If our AI is just a state machine, internally evolving a finite state machine that will guide its actions, then it can still develop a similar multilayered “Hashphysics” model of the world. It may not have, declaratively stored in it anywhere, the proposition “the world is made of atoms”, but it can certainly have a multilevel model of the world-state which is updated on the basis of rules functionally equivalent to such a belief. The state-of-the-world model at any time might look like: stuff arranged in Euclidean space, extending to infinity in all directions; an assortment of macroscopic objects in the immediate vicinity, with specified approximate shapes, textures, and other properties; a belief that certain objects are made of specific substances, implying that they are made of a population of specific molecular entities presenting a particular thermodynamic profile; and finally, should the AI find itself interacting directly with a specific microscopic entity, that will be modeled in terms consistent with fundamental physics. The rules for updating the concrete world-model at different levels would encompass, not just positing the existence of greater detail when that becomes necessary, but also forgetting low-level physical details once they became irrelevant.

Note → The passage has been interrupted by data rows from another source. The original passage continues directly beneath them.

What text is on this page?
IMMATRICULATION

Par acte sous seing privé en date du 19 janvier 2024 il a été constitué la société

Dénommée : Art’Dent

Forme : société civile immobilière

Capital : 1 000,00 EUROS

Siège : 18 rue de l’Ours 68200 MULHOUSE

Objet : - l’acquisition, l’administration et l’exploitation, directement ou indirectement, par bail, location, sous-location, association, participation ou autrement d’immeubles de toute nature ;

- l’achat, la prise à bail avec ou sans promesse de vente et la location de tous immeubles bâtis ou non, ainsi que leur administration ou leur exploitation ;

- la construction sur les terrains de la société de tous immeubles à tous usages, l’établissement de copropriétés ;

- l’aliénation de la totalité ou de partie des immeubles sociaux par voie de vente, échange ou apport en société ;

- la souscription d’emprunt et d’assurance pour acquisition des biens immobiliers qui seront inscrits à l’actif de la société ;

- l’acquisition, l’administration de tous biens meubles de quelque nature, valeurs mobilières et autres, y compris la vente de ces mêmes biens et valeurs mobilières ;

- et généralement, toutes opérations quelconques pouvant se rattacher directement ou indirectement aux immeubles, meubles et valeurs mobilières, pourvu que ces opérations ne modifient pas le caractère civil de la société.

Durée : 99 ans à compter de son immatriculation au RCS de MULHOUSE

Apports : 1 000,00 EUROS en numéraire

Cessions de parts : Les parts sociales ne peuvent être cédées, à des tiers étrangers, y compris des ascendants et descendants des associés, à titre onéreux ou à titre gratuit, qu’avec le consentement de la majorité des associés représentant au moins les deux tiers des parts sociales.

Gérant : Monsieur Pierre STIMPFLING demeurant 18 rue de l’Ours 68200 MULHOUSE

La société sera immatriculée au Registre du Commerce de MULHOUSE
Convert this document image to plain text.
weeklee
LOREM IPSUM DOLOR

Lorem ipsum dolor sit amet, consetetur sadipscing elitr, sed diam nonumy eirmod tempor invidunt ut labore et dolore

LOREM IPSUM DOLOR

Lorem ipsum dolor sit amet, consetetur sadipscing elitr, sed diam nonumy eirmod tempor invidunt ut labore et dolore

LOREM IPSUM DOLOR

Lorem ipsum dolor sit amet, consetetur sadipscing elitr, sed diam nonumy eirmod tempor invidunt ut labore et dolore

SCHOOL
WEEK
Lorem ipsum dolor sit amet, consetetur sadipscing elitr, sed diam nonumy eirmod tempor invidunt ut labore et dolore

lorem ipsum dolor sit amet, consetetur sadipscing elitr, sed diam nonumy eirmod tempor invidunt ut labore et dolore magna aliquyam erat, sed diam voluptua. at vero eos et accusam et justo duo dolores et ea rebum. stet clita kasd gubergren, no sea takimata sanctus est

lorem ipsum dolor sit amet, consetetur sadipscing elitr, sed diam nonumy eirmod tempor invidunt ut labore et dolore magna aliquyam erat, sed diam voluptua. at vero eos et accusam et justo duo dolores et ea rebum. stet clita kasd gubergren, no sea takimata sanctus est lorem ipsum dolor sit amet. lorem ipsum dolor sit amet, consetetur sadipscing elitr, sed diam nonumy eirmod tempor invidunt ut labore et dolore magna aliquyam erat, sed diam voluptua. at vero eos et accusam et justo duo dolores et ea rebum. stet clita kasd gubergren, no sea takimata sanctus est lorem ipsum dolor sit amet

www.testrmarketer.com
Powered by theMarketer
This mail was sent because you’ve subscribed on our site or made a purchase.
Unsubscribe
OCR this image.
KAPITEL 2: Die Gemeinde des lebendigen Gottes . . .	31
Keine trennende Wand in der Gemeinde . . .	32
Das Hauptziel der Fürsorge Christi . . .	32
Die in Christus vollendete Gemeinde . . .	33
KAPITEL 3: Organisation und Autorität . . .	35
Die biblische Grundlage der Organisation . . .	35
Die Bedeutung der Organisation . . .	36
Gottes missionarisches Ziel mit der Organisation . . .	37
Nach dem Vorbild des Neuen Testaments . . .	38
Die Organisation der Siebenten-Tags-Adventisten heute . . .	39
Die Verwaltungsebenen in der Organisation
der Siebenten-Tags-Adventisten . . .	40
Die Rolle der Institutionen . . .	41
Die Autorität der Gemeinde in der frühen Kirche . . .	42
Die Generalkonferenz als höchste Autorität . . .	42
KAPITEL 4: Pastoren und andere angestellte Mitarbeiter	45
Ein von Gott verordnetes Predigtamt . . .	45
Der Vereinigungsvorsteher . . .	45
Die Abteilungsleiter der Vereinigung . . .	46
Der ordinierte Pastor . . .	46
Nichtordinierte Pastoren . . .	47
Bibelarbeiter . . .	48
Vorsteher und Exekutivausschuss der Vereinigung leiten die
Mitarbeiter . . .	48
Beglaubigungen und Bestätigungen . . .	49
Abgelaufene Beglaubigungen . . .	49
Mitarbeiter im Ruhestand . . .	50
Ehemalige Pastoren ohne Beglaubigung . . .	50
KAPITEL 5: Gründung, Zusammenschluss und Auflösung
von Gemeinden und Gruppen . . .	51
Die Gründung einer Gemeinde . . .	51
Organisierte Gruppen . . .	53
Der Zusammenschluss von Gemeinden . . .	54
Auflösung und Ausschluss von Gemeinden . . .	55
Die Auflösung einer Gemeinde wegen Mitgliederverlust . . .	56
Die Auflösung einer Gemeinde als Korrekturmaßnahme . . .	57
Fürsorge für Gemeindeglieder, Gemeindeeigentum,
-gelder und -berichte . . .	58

As it interacts with the world and infers more and more about the specific objects existing in the world, I see every reason for it to eventually posit its own existence—of course, it won’t know or think “that is me”; but there will be an object in the world-model which is the representation of itself. (Eventually, there might even be an object in the world-model representing its own self-representation...)
Model 2 doesn’t have this hole, it includes description of the agent as part of the world. However, belief in it doesn’t have any effect on A’s decisions, so this point is of unclear relevance.